The moment the black current coursed through his meridians, the haze recoiled.
It shrieked — not with sound, but with pressure — and dissolved into foul vapor.
Adam’s body convulsed, and he coughed, expelling thick mucus streaked with black threads. The moment it left him, the fog in his head cleared. His breath steadied. His thoughts aligned like stars reforming after a storm.
Adam pantingly “There it is. That’s what it was doing to us…”
He looked toward Lyne — still struggling, her Qi lines trembling faintly.
He reached out instinctively but froze halfway. He couldn’t use Death Qi on her — not without risking her life.
“I can’t risk it. We’re getting out of here.”
He pulled her onto his back, cradling her gently as his star core pulsed once.
Qi flared beneath his feet, and they rose into the air.
Flying was harder now. The air itself felt heavier — warmer.
And then Adam noticed it.
The light.
It felt too bright.
And too white.
He squinted up — and his heart stuttered.
Two suns burned above them.
One golden and one silver — both casting light from opposite ends of the sky, their radiance overlapping like crossed blades.
Adam under his breath “...Two suns? That’s impossible.”
Lyne stirred faintly in his arms, her face pale but conscious.
Lyne weakly “Adam… what’s wrong?”
“I don’t think we’re on the same side of the world anymore.”
The silver “sun” wavered as Adam narrowed his eyes.
It wasn’t a celestial body at all.
Feathers. A beak. The glint of talons.
And behind it, shimmering plumes fanned outward — feathers patterned like countless unblinking eyes.
A peacock.
A white, radiant peacock burning with light so intense it mimicked a sun.

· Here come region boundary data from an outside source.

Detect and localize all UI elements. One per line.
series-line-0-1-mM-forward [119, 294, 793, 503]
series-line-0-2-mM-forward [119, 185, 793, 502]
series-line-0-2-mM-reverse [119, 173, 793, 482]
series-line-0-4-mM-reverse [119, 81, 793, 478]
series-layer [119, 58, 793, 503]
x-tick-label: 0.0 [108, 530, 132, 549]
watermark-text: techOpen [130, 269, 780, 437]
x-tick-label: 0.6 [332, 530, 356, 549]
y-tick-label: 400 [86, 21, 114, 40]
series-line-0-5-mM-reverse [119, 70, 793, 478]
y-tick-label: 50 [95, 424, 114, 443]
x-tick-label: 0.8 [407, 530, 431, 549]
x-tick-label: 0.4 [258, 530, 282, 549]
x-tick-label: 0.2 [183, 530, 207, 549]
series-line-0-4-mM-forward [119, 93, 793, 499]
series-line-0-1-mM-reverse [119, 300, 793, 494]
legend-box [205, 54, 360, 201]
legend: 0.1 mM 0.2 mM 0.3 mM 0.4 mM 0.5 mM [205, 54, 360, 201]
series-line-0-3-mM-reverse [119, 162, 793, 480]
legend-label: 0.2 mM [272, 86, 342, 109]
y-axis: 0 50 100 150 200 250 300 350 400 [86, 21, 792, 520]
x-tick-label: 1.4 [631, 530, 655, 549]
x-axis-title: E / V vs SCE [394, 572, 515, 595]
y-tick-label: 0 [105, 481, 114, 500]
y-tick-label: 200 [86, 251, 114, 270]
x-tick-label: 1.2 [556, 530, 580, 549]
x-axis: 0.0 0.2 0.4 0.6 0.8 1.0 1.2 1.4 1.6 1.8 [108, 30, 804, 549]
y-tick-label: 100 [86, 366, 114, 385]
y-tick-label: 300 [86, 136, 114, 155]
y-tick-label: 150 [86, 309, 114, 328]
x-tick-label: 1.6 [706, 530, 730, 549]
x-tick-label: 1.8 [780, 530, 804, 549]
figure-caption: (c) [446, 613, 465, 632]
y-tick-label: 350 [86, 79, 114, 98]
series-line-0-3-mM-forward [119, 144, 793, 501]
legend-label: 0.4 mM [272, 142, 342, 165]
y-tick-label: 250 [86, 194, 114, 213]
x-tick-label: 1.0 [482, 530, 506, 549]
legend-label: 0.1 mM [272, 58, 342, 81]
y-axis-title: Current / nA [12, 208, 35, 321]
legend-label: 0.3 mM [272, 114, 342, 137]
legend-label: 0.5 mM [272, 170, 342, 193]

Its brilliance wasn’t holy — it was toxic. That glow, Adam realized, was the very source of the hallucinogenic that had plagued them.
Adam grimly “So it was you…”
Even from this distance, the oppressive might rolling off its body made the air tremble.

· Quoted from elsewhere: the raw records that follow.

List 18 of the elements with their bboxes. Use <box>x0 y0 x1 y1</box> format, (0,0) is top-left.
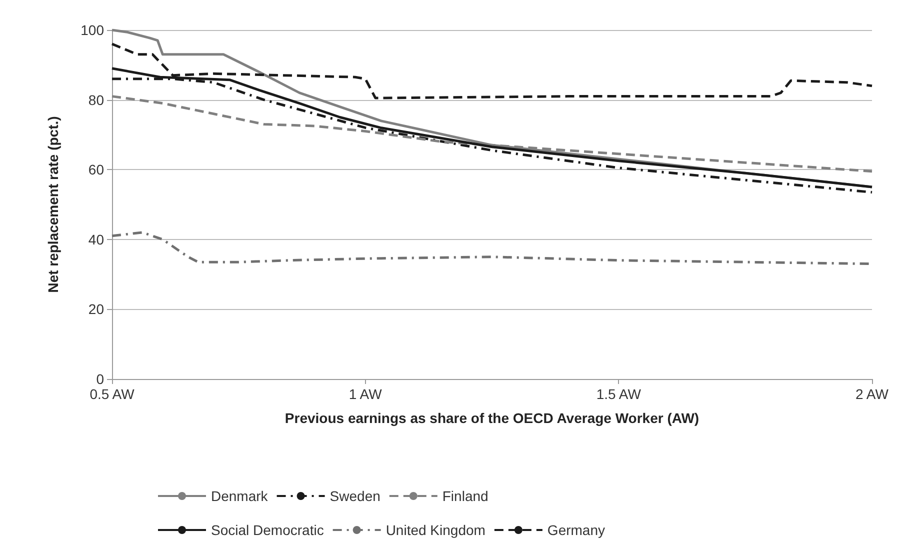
legend-label: Sweden <box>330 488 380 504</box>
y-tick-label: 60 <box>88 162 104 178</box>
x-tick-label: 1.5 AW <box>596 386 642 402</box>
legend-label: Denmark <box>211 488 269 504</box>
x-axis-title: Previous earnings as share of the OECD Average Worker (AW) <box>284 410 700 426</box>
y-axis-title: Net replacement rate (pct.) <box>45 116 61 293</box>
legend-label: United Kingdom <box>386 522 486 538</box>
x-tick-label: 0.5 AW <box>90 386 136 402</box>
x-tick-label: 2 AW <box>856 386 890 402</box>
legend-label: Germany <box>547 522 606 538</box>
x-tick-label: 1 AW <box>348 386 383 402</box>
legend-label: Finland <box>442 488 488 504</box>
y-tick-label: 0 <box>96 371 104 387</box>
y-tick-label: 80 <box>88 92 104 108</box>
y-tick-label: 40 <box>88 231 104 248</box>
y-tick-label: 20 <box>88 301 104 318</box>
legend-label: Social Democratic <box>211 522 324 538</box>
y-tick-label: 100 <box>80 22 104 38</box>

A Nascent Soul-stage beast.
And its countless eyes turned—all of them—toward him.
The forest around him stilled. The world seemed to bow in silence beneath that gaze.
The peacock’s wings spread wide, each feather a blade of light ready to slice through the heavens.
Adam didn’t hesitate.
He opened his subspace cube, his voice low but firm:
“Cui, take care of her.”
“Understood, Master.”
Lyne’s form shimmered and vanished into the cube.
The very next instant, Adam dived—straight down through the forest canopy. Branches tore against his robes as he fell.
A blinding flash erupted behind him.
The peacock had given chase, a streak of silver fury tearing through the sky.
Its talons descended, each one large enough to crush mountains.
And just as they were about to close around him—
—darkness moved.
A blur lunged from the shadows, intercepting the blow.
A roar split the heavens as claws of black Qi clashed with radiant light.
Adam hit the ground hard, tumbling through roots and earth before stopping amid shattered stone. Dust filled the air.
Overhead, light and shadow collided—
The white peacock and a black tiger were locked in furious battle, each strike splitting the air with shockwaves that rippled through the forest.
Feathers burned. Shadows screamed.
Two titans of opposing realms tearing the sky apart above him.
Adam could only watch, breath heaving, as the forest trembled beneath the wrath of beasts far beyond his realm.
Adam in a low, awed whisper“...Nascent Soul against Nascent Soul.”